DeliveryTransmissions from all the sectors of the MBMS service area are time synchronized and transmitted over the same frequency in the network, also referred as single frequency network (SFN), therefore the resulting MBMS-SFN signal is received from users as if the signal would be transmitted for a single point.
This MSFN synchronization area is defined by 3GPP as an area of the network where all radios are synchronized and capable of supporting one or multiple MBSFN areas, over the same carrier; however, each radio can only serve one MBSFN synchronization area.
The multicast channels within the same MBSFN area occupy a pattern of LTE sub-frames, not necessarily adjacent in time, indicated by the common subframe allocation (CSA) pattern that is periodically repeated.
MBMS-SFN services are static and do not vary over time. This provides several benefits, including:
- Reduced interference
- Increased diversity
- The physical multicast channel can be transmitted in QPSK, 16 QAM, or 64 QAM
- Layer mapping and pre-coding shall be done assuming a single antenna port and the transmission shall use antenna port 4
- The PMCH can only be transmitted in the MBSFN region of an MBSFN sub-frame
- The PMCH shall use extended cyclic prefix
- The PMCH schedule cannot be dynamically adjusted by the radio
- No transmit diversity (MIMO) scheme is specified
Modulation quality is measured as the level of distortion on the modulated symbols by a metric defined by the standards as error vector magnitude (EVM), which measures the amount of error or distortion the symbols are experiencing at the user device from the ideal position.
The modulation quality exhibited by MBMS data has a direct relationship with the service quality received by users. A high modulation quality or low EVM from PMCH data will deliver high-quality content, and conversely a low modulation quality or high EVM from PMCH data will deliver poor-quality content.
The PMCH contains the following logical channels:
• Multicast traffic channels (MTCH) – transporting multimedia content
• Multicast control channels (MCCH) – transporting control content such as MBMS sub-frame allocation and modulation scheme for mobile users to properly receive the multimedia content
Since the MBMS transmission serves multiple mobile devices, there is no feedback such as hybrid ARQ and MIMO is not supported. Therefore, the common control pilot signals or reference signals are not delivered as RS0 or RS1 for MIMO 2x, since MIMO is not supported; but logically, the MBMS pilot signal or MBSFN-RS is delivered, per 3GPP, as if it was on antenna 4.
Proper delivery of MBMS relies on the ability to synchronize the transmission from all the sectors in the MSFN service area in order to create a constructive interference; therefore, it is particularly important to maintain low time alignment error (TAE) among the transmitting sectors.
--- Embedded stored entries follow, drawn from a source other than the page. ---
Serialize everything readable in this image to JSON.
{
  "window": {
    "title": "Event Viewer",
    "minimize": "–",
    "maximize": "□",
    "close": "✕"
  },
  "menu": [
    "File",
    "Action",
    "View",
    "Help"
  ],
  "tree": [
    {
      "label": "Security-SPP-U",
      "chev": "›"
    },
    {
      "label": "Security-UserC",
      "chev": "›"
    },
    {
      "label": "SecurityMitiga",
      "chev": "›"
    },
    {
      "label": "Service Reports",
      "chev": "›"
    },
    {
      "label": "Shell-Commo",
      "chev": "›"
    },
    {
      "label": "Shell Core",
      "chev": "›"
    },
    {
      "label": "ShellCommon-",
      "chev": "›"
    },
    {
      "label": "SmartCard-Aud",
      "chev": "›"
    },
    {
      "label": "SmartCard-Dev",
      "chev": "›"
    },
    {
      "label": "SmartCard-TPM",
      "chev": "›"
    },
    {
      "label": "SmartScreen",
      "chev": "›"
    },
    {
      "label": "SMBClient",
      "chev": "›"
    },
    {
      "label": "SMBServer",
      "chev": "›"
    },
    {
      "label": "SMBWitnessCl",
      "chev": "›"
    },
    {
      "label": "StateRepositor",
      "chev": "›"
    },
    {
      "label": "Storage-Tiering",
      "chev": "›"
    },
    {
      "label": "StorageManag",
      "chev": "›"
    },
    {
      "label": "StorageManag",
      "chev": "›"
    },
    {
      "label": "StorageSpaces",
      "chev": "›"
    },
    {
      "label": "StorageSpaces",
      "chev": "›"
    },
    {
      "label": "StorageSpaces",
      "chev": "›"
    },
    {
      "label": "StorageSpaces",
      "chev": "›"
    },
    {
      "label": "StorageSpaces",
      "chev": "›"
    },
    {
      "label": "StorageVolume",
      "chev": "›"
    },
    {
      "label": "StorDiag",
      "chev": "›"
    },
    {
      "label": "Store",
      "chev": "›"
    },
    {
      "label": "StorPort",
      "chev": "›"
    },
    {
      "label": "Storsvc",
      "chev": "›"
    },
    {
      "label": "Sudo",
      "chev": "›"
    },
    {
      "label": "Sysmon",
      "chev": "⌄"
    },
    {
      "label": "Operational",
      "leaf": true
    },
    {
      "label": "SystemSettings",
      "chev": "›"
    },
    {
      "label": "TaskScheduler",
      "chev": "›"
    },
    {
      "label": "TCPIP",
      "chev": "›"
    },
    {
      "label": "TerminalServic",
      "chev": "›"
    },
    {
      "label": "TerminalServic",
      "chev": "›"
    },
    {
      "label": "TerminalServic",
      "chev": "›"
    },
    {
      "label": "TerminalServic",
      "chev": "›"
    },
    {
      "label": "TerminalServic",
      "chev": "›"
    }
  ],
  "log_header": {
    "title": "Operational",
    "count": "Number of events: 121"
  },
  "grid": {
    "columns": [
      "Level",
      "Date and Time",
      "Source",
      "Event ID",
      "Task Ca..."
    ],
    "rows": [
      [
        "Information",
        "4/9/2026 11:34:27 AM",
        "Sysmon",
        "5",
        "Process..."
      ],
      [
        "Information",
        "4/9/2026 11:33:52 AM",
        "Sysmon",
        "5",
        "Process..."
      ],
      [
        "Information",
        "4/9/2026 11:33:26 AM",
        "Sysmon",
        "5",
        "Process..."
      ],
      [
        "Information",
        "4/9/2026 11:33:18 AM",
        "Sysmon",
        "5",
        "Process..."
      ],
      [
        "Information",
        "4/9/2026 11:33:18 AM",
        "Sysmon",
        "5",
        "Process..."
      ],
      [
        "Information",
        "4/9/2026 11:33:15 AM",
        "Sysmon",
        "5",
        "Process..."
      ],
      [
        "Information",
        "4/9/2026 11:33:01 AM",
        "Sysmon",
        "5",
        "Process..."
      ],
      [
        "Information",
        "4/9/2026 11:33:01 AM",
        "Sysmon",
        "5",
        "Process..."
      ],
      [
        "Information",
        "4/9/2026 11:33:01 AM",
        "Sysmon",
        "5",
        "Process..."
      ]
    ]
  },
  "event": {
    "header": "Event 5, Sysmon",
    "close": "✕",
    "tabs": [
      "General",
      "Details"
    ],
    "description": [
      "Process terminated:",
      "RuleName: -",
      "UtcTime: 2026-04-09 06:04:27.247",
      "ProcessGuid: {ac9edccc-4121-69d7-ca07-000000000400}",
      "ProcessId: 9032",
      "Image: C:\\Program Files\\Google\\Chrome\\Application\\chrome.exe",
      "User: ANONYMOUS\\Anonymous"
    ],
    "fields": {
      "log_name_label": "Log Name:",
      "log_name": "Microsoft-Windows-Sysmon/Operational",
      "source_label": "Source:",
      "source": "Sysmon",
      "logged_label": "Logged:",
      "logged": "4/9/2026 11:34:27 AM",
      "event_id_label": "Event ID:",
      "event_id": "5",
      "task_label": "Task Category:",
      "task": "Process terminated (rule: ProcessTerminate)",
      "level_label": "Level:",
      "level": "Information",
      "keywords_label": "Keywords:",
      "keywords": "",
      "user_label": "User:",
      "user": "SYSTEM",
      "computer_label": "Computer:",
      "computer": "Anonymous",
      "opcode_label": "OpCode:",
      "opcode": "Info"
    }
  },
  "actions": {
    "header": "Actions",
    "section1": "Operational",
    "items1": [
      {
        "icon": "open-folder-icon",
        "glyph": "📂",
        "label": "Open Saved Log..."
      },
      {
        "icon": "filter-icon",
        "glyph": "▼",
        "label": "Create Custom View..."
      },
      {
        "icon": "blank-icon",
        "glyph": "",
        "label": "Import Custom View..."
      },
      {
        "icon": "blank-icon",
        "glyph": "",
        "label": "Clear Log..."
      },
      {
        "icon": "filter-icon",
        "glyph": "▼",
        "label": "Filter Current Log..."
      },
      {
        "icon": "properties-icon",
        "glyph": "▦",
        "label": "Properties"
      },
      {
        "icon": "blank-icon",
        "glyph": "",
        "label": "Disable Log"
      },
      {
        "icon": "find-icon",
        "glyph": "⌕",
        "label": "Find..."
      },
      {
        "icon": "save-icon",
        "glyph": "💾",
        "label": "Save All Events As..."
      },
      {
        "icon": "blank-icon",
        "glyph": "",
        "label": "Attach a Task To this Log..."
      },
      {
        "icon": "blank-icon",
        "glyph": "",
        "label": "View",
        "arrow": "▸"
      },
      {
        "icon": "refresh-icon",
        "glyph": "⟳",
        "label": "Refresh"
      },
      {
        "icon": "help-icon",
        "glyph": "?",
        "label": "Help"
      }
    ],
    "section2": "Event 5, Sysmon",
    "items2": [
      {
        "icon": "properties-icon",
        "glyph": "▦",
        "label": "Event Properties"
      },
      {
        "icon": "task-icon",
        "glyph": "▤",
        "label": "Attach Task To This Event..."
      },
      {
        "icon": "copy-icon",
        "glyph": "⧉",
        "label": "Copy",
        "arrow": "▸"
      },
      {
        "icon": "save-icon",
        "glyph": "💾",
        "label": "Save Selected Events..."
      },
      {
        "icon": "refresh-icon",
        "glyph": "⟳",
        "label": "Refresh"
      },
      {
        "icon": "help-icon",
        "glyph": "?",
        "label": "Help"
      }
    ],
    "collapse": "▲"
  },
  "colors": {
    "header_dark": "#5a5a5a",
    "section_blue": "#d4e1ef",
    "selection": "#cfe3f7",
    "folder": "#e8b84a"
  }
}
The following is a measurement technique where the sector identities or physical cell identities (PCI) are set accordingly to the service radios and TAE measurements are performed in unicast traffic (PDSCH) which each sector transmits its own reference signal.
The synchronization of the sectors is measured in terms of time alignment error (TAE) with the first PCI as a reference.
AssessmentThe CellAdvisor tests LTE MBMS from radios enabled with LTE MBMS, verifying the proper allocation of physical MBMS channels (PMCH) and physical shared data channels (PDSCH) in the LTE signal.
As well as the signal analysis, CellAdvisor performs over-the-air analysis from a cluster of sectors assessing the signal quality, time alignment error, and modulation level delivered on MBMS, ultimately ensuring the proper delivery of rich services to its mobile users.